I think the most important thing is to be sure you will vote. After that, you can think about strategy. There are advantages to in person early voting, if your state offers that. Some states do not allow counts of absentee ballots to start until election day. Here is a summary of the rules by state. There is a concern that if the vote on election day looks more in favor of Trump than the final vote, he will try to use that to sow confusion and contest the election. Therefore, if you live in a state that doesn't count absentee ballots until election day and does allow early in person voting, that is an option to consider. 

There are also concerns about the Post Office, given the straight-up sabotage that is underway. I will say more on how we can respond to that next. In terms of your voting strategy, you may want to hand deliver your absentee ballot to a drop box or the voting office in your location. This is the "Vote Like Miss Sylvia" option Jonathan Capehart wrote about.

3. Take action to protect the Post Office. Do this not just because the sabotage is an attempt to mess with the election, but because it is causing real problems for people who rely on the mail to get their prescriptions, particularly in rural places without a pharmacy nearby. Contact your representatives. If you are represented by Republicans, tell them you want them to provide the Post Office with the COVID relief funding that was in the bill that passed the House. If you are represented by Democrats, tell them you want House hearings on what is happening at the Post Office. Here is a script (in a long thread) from a political staffer who has been providing good scripts and ideas for how to pressure our elected officials since the Trump era started:

4. Build the wave. A close election is easier to monkey with, so let's make sure this isn't a close election. I had been writing postcards encouraging Florida voters to sign up for Vote by Mail, but I am no longer certain that is the best advice. So for now, I have switched to writing letters to encourage people to vote with Vote Forward. That's not to say that I don't think other people should keep writing postcards in support of voting by mail! I don't really know what the best strategy is and so I think we all just have to do what we think is best. I'll be back to postcards later, I am sure.  I was just intrigued by the Vote Forward idea of trying to reach unlikely voters to encourage them to vote, so I have decided to try it.

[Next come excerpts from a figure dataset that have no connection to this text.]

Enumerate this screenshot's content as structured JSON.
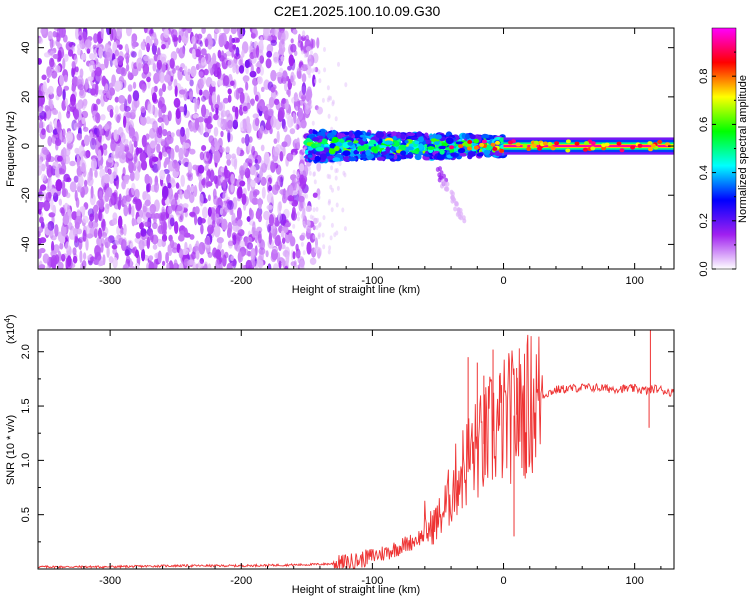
{
  "figure": {
    "title": "C2E1.2025.100.10.09.G30"
  },
  "chart_data": [
    {
      "type": "heatmap",
      "xlabel": "Height of straight line (km)",
      "ylabel": "Frequency (Hz)",
      "xlim": [
        -355,
        130
      ],
      "ylim": [
        -50,
        48
      ],
      "x_ticks": [
        -300,
        -200,
        -100,
        0,
        100
      ],
      "y_ticks": [
        -40,
        -20,
        0,
        20,
        40
      ],
      "colorbar": {
        "label": "Normalized spectral amplitude",
        "range": [
          0,
          1
        ],
        "ticks": [
          "0.0",
          "0.2",
          "0.4",
          "0.6",
          "0.8"
        ],
        "tick_values": [
          0,
          0.2,
          0.4,
          0.6,
          0.8
        ],
        "colors": [
          "#ffffff",
          "#a020f0",
          "#0000ff",
          "#00ffff",
          "#00ff00",
          "#ffff00",
          "#ff0000",
          "#ff00ff"
        ]
      },
      "regions": [
        {
          "x_range": [
            -355,
            -140
          ],
          "y_range": [
            -50,
            48
          ],
          "amplitude": "low-scattered",
          "peak_amplitude": 0.15
        },
        {
          "x_range": [
            -150,
            0
          ],
          "y_range": [
            -8,
            6
          ],
          "amplitude": "medium",
          "peak_amplitude": 0.7
        },
        {
          "x_range": [
            0,
            130
          ],
          "y_range": [
            -2,
            2
          ],
          "amplitude": "high",
          "peak_amplitude": 0.95
        }
      ],
      "feature": {
        "description_note": "",
        "x_from": -50,
        "y_from": -10,
        "x_to": -30,
        "y_to": -30
      }
    },
    {
      "type": "line",
      "xlabel": "Height of straight line (km)",
      "ylabel": "SNR (10 * v/v)",
      "y_multiplier": "(x10⁴)",
      "y_multiplier_base": "(x10",
      "y_multiplier_exp": "4",
      "y_multiplier_close": ")",
      "xlim": [
        -355,
        130
      ],
      "ylim": [
        0,
        2.2
      ],
      "x_ticks": [
        -300,
        -200,
        -100,
        0,
        100
      ],
      "y_ticks": [
        0.5,
        1.0,
        1.5,
        2.0
      ],
      "y_tick_labels": [
        "0.5",
        "1.0",
        "1.5",
        "2.0"
      ],
      "series": [
        {
          "color": "#ee3333",
          "points": [
            [
              -355,
              0.02
            ],
            [
              -300,
              0.02
            ],
            [
              -250,
              0.03
            ],
            [
              -200,
              0.03
            ],
            [
              -150,
              0.04
            ],
            [
              -125,
              0.05
            ],
            [
              -110,
              0.08
            ],
            [
              -100,
              0.12
            ],
            [
              -90,
              0.15
            ],
            [
              -80,
              0.2
            ],
            [
              -70,
              0.25
            ],
            [
              -60,
              0.32
            ],
            [
              -50,
              0.45
            ],
            [
              -45,
              0.55
            ],
            [
              -40,
              0.7
            ],
            [
              -35,
              0.85
            ],
            [
              -30,
              0.95
            ],
            [
              -25,
              1.05
            ],
            [
              -20,
              1.1
            ],
            [
              -15,
              1.15
            ],
            [
              -10,
              1.25
            ],
            [
              -5,
              1.3
            ],
            [
              0,
              1.35
            ],
            [
              5,
              1.4
            ],
            [
              10,
              1.42
            ],
            [
              15,
              1.48
            ],
            [
              20,
              1.52
            ],
            [
              25,
              1.55
            ],
            [
              30,
              1.6
            ],
            [
              40,
              1.65
            ],
            [
              50,
              1.66
            ],
            [
              60,
              1.67
            ],
            [
              70,
              1.67
            ],
            [
              80,
              1.66
            ],
            [
              90,
              1.66
            ],
            [
              100,
              1.66
            ],
            [
              105,
              1.65
            ],
            [
              110,
              1.64
            ],
            [
              115,
              1.66
            ],
            [
              120,
              1.65
            ],
            [
              130,
              1.62
            ]
          ],
          "spikes": [
            [
              -27,
              1.95
            ],
            [
              -20,
              1.9
            ],
            [
              -15,
              1.78
            ],
            [
              -8,
              2.02
            ],
            [
              -3,
              1.78
            ],
            [
              10,
              1.85
            ],
            [
              8,
              0.3
            ],
            [
              112,
              2.2
            ],
            [
              111,
              1.3
            ]
          ]
        }
      ]
    }
  ]
}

If you have money to donate to campaigns, consider donating. There are lots of different strategies out there for how best to spend your money. Pick the one that resonates with you. Two I like are Swing Left's "Super State" strategy and @Pinboard's approach of focusing on tough down ballot races in competitive Senate states.

I've also given directly to some Senate campaigns.

5. Help the people struggling right now. If you have money to spare, there are so many people who need help right now. Donate to your Food Bank or your local COVID response fund. Iowa just got hit with a devastating storm. The Cedar Rapids Community Foundation has a disaster relief fund you can donate to. 

6. Stay healthy. Keep distancing, wearing your mask, and being careful.

OK, let's move on to some "regular" links.

This essay on returning to school from Jen Coleman, a teacher in Alabama, is like a gut punch, but it is very, very good and you should read it.

Mark Joseph Stern's essay on the return of birtherism and its larger racist context is very good.

We really should get the world weaned off of fossil fuels. We'll be healthier for it.

I didn't know about the 1917 explosion in Halifax until we visited the city last summer. It was a tragedy that changed the city. I found this essay about what lessons it might provide for Beirut really interesting.

You probably saw all my tweets about that study people are pointing to to say neck gaiters are bad. Here is a nice article explaining why we didn't actually learn anything about neck gaiters from that study

I don't have a nice selection of things that made me smile this week. Perhaps that is why I feel so tired right now... I will try to do better next week.

At least this week's bunny post definitely made me smile!

Have a good weekend, everyone! I'm off to make sure I've done everything in my list of actions at the top. I hope you'll join me!


  1. Anonymous12:38 PM

    Every year Halifax sends a Christmas tree to Boston to say thank you. --accm

  2. Thank you for the list!!!

  3. Thank you for the list! I've done some already but this is really helpful to spot the things I've missed or forgotten to do.